Tuesday, May 10, 2011

Oil palm yields K5mil monthly for Oro growers

By JEFFREY ELAPA

 

MORE than K5 million is being paid to smallholder oil palm growers in Oro every month, a senior officer with Oil Palm Industry Corporation Popondetta revealed, The National reports.

Project manager Leo Ruki said more than 5,700 small block holders and 3,000 village smallholders receive about K1.5 million a week resulting in the increase of the cash flow in the province which has started to change the living standards of the people.

Ruki said oil palm was greatly assisting in the overall living standard of the people who needed the  government to assist by providing the necessary infrastructure.

He added oil palm in the province was a family business, where mothers and children collected loose nuts and the husbands harvested the main bunches.

Payment for their efforts are paid directly to their respective made accounts.

Ruki said the small growers were also entitled to Nasfund benefits and that was good news for growers in the province.

He said with the good turnover, more people were actively engaged in the industry and was one way the people had been kept busy.

Meanwhile, a Sohe leader Steven Kila Pat said the cash flow in the province was more than K5 million  a fortnight.

"Beside smallholder oil palm, other sources of cash flow from the province were from wages and royalties from timber operations, salaries, betelnut trade, tourism and fisheries so there could be almost K7 million cash floating in the province every  month," he said.

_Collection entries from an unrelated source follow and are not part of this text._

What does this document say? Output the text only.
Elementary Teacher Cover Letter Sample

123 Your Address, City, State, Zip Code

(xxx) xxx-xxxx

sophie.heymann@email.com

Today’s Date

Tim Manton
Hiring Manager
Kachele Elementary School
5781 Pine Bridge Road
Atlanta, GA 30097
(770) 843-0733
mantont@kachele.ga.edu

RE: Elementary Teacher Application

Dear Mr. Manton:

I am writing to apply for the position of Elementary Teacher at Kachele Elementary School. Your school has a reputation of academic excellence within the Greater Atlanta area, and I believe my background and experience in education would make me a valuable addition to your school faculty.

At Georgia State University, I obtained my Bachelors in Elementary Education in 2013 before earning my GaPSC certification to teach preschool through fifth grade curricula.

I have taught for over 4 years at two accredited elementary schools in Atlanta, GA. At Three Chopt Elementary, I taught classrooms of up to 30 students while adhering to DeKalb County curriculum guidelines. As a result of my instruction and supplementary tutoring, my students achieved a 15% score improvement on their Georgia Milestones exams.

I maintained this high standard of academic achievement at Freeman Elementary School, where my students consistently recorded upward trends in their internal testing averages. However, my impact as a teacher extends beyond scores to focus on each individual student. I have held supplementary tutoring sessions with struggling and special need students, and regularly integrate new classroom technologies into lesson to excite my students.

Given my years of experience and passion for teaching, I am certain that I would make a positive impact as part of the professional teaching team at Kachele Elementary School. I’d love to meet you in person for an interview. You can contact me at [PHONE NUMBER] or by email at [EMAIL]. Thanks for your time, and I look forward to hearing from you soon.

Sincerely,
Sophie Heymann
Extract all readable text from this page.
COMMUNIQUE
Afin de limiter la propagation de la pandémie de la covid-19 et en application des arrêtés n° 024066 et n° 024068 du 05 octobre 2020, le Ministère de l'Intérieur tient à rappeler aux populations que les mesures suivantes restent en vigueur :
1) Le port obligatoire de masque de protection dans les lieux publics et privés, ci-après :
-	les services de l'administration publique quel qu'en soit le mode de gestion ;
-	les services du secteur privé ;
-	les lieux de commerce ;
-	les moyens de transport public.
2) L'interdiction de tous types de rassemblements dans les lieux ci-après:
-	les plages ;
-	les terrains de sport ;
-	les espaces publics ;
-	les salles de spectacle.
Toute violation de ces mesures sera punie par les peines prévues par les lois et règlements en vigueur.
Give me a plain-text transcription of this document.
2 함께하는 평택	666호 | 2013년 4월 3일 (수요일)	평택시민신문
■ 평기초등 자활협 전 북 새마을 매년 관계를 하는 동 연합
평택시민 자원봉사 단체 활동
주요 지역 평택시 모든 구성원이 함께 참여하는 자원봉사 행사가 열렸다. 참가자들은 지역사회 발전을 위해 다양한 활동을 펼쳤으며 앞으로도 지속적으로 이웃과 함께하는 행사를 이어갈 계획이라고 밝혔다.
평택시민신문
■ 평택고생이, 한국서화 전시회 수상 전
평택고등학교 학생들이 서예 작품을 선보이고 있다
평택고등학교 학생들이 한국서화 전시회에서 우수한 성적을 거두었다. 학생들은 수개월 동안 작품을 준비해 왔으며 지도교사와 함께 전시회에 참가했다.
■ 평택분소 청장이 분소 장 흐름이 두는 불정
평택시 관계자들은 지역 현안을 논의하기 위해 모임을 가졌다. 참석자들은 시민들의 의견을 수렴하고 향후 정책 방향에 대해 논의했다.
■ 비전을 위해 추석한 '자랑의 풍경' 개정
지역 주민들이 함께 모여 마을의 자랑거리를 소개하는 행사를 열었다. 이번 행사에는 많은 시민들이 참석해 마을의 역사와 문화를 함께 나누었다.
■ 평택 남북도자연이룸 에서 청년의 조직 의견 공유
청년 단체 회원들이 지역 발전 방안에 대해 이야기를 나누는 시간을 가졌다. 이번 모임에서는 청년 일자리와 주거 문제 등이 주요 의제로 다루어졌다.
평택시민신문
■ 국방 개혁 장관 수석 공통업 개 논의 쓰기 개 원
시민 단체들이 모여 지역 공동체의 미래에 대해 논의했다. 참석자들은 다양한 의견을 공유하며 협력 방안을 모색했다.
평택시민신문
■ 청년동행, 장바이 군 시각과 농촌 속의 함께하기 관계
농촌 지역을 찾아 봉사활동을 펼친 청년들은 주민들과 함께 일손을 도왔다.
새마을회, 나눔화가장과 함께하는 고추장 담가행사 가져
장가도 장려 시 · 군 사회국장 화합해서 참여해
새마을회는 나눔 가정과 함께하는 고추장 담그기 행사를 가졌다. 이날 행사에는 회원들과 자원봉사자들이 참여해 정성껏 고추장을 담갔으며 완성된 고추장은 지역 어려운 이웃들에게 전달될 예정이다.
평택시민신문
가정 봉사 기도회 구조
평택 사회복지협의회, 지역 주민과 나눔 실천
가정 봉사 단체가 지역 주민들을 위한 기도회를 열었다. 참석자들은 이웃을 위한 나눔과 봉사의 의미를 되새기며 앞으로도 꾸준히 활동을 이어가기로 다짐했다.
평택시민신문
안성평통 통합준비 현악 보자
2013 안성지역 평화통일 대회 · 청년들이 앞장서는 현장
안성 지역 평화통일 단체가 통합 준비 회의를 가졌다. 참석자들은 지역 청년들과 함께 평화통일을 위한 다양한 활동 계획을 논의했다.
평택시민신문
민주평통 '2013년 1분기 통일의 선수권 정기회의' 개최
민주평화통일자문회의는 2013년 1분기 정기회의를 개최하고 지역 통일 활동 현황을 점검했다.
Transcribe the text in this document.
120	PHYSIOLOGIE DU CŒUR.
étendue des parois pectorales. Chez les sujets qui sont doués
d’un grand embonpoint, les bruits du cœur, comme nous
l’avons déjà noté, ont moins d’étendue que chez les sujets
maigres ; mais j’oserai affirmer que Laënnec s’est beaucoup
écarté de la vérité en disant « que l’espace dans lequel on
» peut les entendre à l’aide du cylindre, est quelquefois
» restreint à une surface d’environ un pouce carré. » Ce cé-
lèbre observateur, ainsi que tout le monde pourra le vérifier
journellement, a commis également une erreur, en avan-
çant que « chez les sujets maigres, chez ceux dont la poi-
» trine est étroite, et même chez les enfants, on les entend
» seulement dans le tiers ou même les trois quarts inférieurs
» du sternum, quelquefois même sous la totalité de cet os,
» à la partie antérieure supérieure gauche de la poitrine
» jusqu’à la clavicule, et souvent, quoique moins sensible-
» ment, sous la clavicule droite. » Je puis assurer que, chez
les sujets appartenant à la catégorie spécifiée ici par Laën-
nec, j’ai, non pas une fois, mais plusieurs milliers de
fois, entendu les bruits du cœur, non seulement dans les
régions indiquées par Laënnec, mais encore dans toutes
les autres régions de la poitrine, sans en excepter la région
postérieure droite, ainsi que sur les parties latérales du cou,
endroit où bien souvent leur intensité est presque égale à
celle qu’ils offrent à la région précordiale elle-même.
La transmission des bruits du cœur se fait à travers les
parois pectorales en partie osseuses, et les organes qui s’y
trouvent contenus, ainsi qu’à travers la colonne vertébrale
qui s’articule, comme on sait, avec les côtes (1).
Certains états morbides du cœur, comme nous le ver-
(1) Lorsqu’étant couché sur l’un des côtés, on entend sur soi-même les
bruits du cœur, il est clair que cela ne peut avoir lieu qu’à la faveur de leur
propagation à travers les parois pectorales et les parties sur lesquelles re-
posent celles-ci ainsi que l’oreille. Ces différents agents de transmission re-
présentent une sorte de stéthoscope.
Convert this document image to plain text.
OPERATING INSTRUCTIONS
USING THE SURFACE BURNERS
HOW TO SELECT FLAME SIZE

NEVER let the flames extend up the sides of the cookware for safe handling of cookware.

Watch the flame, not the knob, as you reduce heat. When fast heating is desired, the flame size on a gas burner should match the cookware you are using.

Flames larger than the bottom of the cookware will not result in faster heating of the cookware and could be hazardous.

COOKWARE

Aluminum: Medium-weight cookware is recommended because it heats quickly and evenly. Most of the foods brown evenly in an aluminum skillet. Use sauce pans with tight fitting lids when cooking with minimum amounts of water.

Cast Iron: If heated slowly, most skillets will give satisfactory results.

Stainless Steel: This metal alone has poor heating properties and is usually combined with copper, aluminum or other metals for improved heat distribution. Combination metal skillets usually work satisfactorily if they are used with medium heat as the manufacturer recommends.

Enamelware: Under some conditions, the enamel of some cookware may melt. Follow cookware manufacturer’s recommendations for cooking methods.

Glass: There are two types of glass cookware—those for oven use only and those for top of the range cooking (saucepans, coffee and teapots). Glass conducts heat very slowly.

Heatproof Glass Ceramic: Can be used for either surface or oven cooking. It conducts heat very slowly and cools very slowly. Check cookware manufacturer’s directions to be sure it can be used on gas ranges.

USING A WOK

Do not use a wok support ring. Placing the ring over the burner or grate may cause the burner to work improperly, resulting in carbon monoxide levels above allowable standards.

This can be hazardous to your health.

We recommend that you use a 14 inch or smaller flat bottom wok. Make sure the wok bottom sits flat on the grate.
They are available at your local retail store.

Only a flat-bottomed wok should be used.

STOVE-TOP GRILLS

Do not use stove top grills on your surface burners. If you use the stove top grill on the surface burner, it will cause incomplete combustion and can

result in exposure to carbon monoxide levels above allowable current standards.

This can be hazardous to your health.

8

Former Oro governor Sylvanus Siembo, who accompanied Kila Pat for the Igora Primary School opening, said although there was so much cash in the province, government presence was absent with the lack of services.

He said infrastructure like roads, bridges, schools and other services had crumbled  after Cyclone Guba IN 2007.

Siembo said law and order also needed a boost and called on the political leaders  from the province to stay with the people and make changes so that more investors could be attracted to the province.

He said people were keen to work on their land but the government had to assist them, adding that agriculture was the way forward and the government should invest more in it.